El escritor mexicano Doménico Cieri Estrada da en el clavo cuando afirma que «el tiempo es como el viento, arrastra lo liviano y deja lo que pesa». Diez años han transcurrido ya desde que el escultor riojano Miguel Ángel Sáinz abandonara este mundo atribulado y canalla. Nacido en Aldeanueva de Ebro (1955), fue Miguel Ángel un tipo inquieto. Se licenció en Bellas Artes en la Facultad de Madrid –con el número uno de su promoción–, amplió sus estudios de imagen en la Facultad de Ciencias de la Información y de Teología en el Seminario Conciliar de Logroño, rodó varios cortos de cine, ejerció como profesor de dibujo y pintura, y no se cerró a casi ninguna disciplina artística: pintura, escultura, vidriería, talla, grabado, diseño arquitectónico y mobiliario, ensayo cinematográfico… En la escultura, sin embargo, encontró su pasión más elevada.

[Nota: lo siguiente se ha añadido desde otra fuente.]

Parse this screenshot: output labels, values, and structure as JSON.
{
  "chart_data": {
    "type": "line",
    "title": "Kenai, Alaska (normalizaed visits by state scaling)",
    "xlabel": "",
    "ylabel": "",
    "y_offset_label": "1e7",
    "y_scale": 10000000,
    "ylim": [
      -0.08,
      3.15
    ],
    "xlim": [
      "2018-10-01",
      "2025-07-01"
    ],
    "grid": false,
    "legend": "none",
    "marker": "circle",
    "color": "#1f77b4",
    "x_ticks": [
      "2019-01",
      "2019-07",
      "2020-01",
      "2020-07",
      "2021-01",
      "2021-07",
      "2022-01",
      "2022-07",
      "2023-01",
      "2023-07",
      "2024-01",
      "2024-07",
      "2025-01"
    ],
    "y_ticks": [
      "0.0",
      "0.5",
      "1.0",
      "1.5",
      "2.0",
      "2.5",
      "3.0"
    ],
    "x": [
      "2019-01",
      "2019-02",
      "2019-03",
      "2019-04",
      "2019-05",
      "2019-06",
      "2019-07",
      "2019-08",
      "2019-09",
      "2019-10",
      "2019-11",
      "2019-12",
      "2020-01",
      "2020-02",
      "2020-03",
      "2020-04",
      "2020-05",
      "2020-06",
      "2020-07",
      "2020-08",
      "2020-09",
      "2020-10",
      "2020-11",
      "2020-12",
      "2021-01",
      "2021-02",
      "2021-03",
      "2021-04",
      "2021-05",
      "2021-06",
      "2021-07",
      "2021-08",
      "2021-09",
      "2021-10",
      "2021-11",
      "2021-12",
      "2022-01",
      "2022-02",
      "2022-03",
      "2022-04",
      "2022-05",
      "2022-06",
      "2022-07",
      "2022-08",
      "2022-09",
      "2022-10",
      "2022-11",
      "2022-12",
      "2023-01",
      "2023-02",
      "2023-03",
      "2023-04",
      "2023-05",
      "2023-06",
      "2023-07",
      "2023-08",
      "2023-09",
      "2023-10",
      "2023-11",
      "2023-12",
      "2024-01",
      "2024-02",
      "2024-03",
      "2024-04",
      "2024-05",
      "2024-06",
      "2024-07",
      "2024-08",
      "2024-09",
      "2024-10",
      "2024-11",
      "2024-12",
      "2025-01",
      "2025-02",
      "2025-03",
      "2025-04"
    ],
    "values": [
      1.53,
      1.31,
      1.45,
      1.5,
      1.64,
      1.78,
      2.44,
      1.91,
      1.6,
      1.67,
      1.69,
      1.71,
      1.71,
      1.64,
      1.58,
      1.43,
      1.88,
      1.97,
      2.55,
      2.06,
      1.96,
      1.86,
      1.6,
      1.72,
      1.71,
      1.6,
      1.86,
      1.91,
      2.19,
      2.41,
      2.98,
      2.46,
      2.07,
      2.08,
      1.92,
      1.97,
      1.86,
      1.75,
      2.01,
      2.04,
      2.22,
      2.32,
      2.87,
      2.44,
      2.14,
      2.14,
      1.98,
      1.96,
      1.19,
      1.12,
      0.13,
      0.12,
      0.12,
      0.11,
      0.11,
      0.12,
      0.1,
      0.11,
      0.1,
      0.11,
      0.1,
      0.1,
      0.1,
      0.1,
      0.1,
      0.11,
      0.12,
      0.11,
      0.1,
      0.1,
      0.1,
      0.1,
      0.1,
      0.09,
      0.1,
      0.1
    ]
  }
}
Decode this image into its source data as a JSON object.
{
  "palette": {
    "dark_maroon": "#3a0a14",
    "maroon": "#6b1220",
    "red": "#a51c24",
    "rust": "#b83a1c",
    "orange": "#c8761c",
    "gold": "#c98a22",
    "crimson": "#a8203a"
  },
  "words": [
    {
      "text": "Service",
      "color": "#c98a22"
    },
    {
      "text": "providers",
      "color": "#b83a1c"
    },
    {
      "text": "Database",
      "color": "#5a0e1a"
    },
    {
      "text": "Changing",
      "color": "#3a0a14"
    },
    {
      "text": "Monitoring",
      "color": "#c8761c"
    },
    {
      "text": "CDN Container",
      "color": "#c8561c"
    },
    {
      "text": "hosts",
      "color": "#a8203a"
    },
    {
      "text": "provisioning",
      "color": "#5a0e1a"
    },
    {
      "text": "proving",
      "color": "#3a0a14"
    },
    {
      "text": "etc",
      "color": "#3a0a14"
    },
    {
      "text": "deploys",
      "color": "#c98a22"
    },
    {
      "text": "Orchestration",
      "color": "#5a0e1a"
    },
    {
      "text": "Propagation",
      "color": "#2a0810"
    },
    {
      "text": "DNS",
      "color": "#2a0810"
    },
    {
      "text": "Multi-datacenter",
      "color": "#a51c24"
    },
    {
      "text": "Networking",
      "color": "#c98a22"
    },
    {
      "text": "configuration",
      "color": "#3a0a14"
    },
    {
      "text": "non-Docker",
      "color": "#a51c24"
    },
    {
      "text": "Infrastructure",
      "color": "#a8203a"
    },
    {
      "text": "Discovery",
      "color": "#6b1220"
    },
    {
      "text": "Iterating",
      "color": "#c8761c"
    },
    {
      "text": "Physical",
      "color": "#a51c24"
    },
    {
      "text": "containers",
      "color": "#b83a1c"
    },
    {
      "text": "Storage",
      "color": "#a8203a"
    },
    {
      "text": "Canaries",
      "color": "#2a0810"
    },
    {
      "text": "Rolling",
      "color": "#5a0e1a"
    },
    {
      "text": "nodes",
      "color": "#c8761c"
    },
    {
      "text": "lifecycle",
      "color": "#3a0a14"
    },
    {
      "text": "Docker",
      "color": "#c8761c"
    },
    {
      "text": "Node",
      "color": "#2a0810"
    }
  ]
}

El compromiso con la tierra que le vio nacer y con sus frutos quedó plasmado para siempre en las figuras que Miguel Ángel modeló sobre el mundo de la vid y el vino; el amor por sus gentes impregnó los metales que dan forma a ‘Los Picuezos’ de Autol, a ‘La Convención’ de Santa Coloma o al ‘Monumento a la Libertad’ de Calahorra; la acendrada fe que siempre le acompañó puede contemplarse en iglesias, plazas o cementerios a través de santos y vírgenes, de milagros y pasajes de la Biblia, y su querencia hacia la mitología trasciende en ‘Ganímedes’, en ‘Perséfone’, o en ‘Dionisio y Ariadna’.
Más de un centenar de obras repartidas por La Rioja, por Aragón, por Cataluña, por Madrid, por Navarra, por Canarias, por Extremadura, por Castilla… testifican que, aunque Miguel Ángel se marchó el 18 de octubre del 2002, su obra y su recuerdo le mantienen más vivo que nunca.